Real computers have only a finite number of states, so what is the relevance of Turing machines to real computers?

Why is the finite automata model not enough?

While other answers have already mention many relevant aspects, I believe that the stronges advantage of Turing machines over finite automata is the separation of data and program. This allows you to analyze a quite finite program and make statements about how that program would handle different inputs, without restricting the size of the input.

While it is theoretically possible to describe both an actual computer and something like a Turing machine with finite tape as a state machine, that is not really feasible: the number of states is exponential in the amout of memory your machine has, and the general finite state automaton formalism requires you to explicitely list the transitions between these states. So for a general finite state automaton of that size it's quite infeasible to make any deductions based on a full enumeration of all state transitions.

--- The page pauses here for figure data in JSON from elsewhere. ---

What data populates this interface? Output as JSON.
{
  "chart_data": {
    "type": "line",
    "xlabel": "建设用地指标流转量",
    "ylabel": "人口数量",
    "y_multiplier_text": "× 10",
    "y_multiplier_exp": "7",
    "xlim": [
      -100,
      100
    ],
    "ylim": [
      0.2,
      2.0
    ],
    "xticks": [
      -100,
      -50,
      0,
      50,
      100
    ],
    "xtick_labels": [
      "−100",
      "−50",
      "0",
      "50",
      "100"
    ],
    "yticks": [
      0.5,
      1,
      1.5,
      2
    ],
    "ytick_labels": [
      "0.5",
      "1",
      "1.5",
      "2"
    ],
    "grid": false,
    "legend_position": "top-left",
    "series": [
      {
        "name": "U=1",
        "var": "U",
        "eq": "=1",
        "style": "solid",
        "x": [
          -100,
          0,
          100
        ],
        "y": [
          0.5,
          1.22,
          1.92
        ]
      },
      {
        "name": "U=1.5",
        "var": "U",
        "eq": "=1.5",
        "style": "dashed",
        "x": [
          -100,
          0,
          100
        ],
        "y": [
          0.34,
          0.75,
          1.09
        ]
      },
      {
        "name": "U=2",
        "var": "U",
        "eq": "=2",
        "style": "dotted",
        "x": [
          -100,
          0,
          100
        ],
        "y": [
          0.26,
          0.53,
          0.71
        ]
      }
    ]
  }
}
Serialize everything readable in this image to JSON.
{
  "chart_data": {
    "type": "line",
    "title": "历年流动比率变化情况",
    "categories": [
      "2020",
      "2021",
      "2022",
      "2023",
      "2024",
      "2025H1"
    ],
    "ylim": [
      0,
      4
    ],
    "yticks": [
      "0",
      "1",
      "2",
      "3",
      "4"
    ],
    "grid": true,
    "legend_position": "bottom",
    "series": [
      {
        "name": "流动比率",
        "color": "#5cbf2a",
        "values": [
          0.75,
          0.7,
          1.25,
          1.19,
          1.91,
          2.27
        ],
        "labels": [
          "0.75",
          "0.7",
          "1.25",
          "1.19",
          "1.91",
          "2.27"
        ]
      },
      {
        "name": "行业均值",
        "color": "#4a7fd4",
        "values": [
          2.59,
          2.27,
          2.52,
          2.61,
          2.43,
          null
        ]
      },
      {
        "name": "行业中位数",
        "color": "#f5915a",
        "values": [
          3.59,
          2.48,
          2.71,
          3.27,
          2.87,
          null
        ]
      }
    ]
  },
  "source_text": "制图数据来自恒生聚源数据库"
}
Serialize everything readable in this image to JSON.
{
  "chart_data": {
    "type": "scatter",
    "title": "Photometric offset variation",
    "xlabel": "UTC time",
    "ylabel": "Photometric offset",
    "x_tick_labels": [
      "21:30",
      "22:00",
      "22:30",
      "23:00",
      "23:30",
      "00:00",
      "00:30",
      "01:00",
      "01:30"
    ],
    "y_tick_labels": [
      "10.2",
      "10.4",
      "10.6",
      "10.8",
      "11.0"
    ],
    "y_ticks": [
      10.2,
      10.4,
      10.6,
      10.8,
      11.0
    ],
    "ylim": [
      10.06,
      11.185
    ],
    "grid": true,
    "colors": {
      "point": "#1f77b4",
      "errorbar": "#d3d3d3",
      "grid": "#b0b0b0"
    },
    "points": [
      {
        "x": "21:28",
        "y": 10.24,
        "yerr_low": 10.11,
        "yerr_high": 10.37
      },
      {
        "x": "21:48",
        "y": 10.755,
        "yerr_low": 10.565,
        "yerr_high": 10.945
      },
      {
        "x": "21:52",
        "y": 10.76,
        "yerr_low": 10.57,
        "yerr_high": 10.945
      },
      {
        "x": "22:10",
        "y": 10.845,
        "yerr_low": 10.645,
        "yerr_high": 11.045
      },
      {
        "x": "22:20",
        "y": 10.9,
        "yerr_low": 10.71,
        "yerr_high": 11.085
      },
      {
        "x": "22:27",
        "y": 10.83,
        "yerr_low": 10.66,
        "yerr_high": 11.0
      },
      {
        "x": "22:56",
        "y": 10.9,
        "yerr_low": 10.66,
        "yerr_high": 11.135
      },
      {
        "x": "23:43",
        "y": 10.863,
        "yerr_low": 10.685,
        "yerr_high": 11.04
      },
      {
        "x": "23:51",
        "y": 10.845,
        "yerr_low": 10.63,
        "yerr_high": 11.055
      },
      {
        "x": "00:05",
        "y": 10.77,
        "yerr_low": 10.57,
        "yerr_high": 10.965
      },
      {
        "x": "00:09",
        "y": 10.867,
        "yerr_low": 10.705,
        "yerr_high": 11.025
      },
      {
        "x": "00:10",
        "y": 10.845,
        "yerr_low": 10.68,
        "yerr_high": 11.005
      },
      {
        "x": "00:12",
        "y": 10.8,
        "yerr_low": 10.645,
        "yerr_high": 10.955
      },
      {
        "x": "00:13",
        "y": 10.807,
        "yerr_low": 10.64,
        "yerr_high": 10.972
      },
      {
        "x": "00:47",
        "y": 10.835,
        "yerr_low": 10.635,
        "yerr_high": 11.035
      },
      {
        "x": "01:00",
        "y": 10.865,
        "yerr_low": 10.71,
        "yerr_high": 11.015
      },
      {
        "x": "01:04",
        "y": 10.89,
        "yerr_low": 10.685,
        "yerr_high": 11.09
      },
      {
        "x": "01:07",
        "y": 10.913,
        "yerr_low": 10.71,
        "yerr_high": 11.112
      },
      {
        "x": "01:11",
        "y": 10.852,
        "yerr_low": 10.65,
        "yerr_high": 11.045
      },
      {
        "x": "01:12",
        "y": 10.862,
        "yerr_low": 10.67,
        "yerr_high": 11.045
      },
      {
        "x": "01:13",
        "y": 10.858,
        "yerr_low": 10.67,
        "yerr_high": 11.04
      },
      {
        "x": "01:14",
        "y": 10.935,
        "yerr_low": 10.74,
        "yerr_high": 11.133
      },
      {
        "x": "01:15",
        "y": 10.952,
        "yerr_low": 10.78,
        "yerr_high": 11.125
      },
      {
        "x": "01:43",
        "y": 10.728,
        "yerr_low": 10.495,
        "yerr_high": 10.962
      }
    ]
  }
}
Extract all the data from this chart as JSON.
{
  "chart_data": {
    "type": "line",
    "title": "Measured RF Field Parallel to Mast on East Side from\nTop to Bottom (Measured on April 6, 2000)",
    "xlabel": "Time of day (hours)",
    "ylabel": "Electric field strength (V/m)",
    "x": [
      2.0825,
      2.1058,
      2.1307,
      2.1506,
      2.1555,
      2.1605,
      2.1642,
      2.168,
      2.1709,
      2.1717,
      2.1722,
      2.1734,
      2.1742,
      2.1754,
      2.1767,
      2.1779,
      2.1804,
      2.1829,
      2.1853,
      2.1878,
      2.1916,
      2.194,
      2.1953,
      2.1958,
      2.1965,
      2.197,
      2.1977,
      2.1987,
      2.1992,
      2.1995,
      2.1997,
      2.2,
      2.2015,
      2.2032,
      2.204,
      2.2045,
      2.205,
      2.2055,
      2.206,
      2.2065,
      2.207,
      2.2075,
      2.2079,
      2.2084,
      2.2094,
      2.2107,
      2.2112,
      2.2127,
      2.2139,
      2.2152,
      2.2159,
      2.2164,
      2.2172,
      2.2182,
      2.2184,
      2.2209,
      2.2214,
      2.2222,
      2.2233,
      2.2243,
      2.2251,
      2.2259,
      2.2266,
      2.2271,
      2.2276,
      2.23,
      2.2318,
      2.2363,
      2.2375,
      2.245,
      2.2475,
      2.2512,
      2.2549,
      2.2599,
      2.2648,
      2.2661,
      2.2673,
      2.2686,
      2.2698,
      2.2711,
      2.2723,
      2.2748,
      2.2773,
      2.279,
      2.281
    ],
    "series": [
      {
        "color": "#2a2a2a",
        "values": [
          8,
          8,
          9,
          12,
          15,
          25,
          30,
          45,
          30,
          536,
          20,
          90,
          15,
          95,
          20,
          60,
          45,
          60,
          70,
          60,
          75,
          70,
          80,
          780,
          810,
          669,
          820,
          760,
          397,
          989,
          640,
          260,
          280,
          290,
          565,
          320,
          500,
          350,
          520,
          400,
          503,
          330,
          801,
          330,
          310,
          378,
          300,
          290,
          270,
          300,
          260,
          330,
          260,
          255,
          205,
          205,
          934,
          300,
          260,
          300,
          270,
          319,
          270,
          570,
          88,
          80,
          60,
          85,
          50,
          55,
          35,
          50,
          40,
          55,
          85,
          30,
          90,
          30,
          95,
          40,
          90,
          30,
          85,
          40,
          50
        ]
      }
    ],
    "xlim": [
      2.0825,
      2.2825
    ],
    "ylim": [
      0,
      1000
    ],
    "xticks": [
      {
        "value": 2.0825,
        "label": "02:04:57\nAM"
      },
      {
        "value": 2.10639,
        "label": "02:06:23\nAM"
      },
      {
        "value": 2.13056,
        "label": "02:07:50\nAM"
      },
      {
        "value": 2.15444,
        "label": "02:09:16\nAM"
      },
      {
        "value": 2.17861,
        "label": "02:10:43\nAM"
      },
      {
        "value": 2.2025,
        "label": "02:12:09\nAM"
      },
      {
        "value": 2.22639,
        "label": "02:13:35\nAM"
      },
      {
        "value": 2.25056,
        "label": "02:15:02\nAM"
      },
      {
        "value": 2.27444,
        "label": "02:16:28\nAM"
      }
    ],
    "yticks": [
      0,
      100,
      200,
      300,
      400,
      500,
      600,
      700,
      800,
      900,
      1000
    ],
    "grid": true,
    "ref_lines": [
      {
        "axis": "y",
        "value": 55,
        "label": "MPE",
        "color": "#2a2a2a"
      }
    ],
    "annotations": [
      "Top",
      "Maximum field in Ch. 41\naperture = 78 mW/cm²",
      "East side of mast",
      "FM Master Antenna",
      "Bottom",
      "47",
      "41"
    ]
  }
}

Of course, in a real computer, states transitions can't happen arbitrarily. There is no command to swap a third of the bits in memory in a single step of the computation. So you could try to come up with a more compact specification for the state transitions. Something like the instruction set specification of your architecture. Of course, real computer architectures are complicated for the sake of performance, so you could simplify this further, to some very simple instruction set, which just performs very small steps using very limited input and output. In the end you may find that your architecture resembles something like a Turing machine interpreter: using some bits of program code and one bit of input, generate a bit of output and move around in your program code.

One alternative would be using the states of a finite state automaton just to represent the data being processed by the program, while encoding the program itself into the state transitions. That would entail the same problem of how to enumerate all states, and a compact representation might again be close to what a Turing machine does.

What is the point of studying these much stronger models with respect to real computers?

On the whole I'd say that a finite-tape Turing machine would probably be a better model for actual computers. But for many scientific questions, the distinction between a finite but large and an infinite tape is irrelevant, so just claiming an infinite tape makes things easier. For other questions, the amout of tape used is at the core of the question, but the model easily allows you to speak about the amount of tape usage without the hassle of specifying what happens if the computation runs out of tape.